UPDATE 1-Deals and new partnerships on the menu at Africa-France summit
The Africa Forward Summit is the first France has organised in an English-speaking nation and follows a series of setbacks in West Africa, where some Francophone leaders have cut back on security and commercial links with their erstwhile colonial ruler. Seated alongside Kenyan President William Ruto on a panel discussion with young entrepreneurs about technology and artificial intelligence, Macron said Africa and France were equal partners with common objectives.
More than 30 African leaders kicked off a summit with French President Emmanuel Macron in Kenya on Monday, as Paris sought new deals and partnerships amid signs of fading influence in some of its former colonies on the continent. The Africa Forward Summit is the first France has organised in an English-speaking nation and follows a series of setbacks in West Africa, where some Francophone leaders have cut back on security and commercial links with their erstwhile colonial ruler.
Seated alongside Kenyan President William Ruto on a panel discussion with young entrepreneurs about technology and artificial intelligence, Macron said Africa and France were equal partners with common objectives. "A lot of solutions are made in the U.S. or made in China," he said. "I think we have a common fight ... which is to build our strategic autonomy for Europe and Africa. And if we build it together, we will be much stronger."
Africa's richest man, the Nigerian industrialist Aliko Dangote, is attending alongside more than 30 African presidents, deputy presidents and prime ministers, and executives from leading French firms such as TotalEnergies and Orange . Deals worth more than $1 billion were announced on Sunday during a state visit between Macron and Ruto, including plans by French shipping group CMA CGM to invest 700 million euros ($823 million) to modernise a terminal at the Kenyan port of Mombasa.
Investments in clean energy, AI and other areas are also expected to be announced. France - which has organised similar events in French-speaking nations since the 1970s - has touted rising trade with African countries, though it has experienced disappointments too.
Last year, Ruto's government terminated a $1.5 billion highway expansion deal with a consortium led by France's Vinci SA and handed it to Chinese firms after Kenyan authorities said it saddled them with too much risk. KENYA WANTS SUMMIT OUTCOMES DISCUSSED AT G7
Kenya hopes to use the summit to attract French investors looking to take advantage of the pan-African free trade area (AfCFTA) and to advance talks on making the global financial system fairer to heavily indebted African countries. The Kenyan president will attend the G7 summit next month in Evian-les-Bains at the invitation of France, which holds the group's rotating presidency.
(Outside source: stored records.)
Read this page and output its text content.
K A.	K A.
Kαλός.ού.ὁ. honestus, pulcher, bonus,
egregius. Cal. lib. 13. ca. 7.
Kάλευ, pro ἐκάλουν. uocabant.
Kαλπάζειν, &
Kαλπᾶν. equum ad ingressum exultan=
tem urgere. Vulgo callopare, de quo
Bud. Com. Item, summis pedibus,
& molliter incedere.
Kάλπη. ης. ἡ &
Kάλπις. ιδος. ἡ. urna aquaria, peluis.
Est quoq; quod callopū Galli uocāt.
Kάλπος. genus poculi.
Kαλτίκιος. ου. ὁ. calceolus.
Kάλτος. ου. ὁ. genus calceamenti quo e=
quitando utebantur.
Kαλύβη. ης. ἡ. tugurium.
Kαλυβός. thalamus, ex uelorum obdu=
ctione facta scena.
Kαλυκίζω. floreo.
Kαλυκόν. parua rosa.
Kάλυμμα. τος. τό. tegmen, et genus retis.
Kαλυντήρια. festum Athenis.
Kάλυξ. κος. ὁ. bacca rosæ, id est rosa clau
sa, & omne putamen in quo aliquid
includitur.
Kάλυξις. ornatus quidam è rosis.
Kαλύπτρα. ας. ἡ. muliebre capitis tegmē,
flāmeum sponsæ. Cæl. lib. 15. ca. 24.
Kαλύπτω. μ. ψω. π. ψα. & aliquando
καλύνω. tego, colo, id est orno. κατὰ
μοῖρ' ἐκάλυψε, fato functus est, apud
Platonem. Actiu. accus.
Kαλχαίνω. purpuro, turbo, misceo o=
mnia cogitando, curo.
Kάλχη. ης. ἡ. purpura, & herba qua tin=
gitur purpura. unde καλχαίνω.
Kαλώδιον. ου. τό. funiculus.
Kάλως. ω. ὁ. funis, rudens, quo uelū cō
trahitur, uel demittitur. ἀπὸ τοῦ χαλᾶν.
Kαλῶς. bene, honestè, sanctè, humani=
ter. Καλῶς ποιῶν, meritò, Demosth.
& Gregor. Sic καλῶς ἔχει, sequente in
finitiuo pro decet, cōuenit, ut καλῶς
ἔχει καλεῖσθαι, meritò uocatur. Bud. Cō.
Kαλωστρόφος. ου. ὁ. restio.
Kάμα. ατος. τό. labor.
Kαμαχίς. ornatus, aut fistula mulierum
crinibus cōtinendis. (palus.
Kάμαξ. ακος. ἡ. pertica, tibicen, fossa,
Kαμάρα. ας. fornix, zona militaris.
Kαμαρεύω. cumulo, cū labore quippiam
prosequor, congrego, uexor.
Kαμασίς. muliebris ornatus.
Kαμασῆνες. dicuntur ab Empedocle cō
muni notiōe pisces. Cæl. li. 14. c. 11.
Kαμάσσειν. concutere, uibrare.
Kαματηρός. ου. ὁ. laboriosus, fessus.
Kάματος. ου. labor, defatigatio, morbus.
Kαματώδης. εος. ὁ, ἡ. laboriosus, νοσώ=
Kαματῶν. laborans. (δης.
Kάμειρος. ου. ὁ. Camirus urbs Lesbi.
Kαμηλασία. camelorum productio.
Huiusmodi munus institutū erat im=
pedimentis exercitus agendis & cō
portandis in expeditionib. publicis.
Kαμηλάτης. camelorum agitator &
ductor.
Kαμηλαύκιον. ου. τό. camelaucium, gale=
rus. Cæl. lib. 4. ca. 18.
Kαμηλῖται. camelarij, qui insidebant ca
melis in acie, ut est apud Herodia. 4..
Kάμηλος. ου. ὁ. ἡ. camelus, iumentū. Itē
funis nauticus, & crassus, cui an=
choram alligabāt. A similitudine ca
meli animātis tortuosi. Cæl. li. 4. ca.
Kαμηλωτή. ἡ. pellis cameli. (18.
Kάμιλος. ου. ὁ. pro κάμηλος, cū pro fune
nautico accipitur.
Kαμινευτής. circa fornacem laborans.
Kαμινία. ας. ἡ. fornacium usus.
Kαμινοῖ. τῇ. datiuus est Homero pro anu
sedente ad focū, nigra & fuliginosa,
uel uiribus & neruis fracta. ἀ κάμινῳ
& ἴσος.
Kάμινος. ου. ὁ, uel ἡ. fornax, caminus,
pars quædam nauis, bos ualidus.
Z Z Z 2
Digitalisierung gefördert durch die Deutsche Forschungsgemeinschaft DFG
"We believe it's a good thing if critical outcomes of this meeting ... can also be mainstreamed as critical agenda items by the G7," Kenyan Foreign Minister Musalia Mudavadi told Reuters. France has traditionally had its closest African ties in its former colonies in the west and centre of the continent but is confronting rising anti-French sentiment.
Coups since 2020 in Mali, Burkina Faso and Niger brought to power military officers who expelled French troops and invited in Russian mercenaries. France also handed over control of its last major military facility in Senegal last July after Senegalese President Bassirou Diomaye Faye said French bases were incompatible with the country's sovereignty. Macron on Sunday downplayed the absence of some leaders at the summit, noting that several West African heads of state, including Faye, and civil society representatives would be there.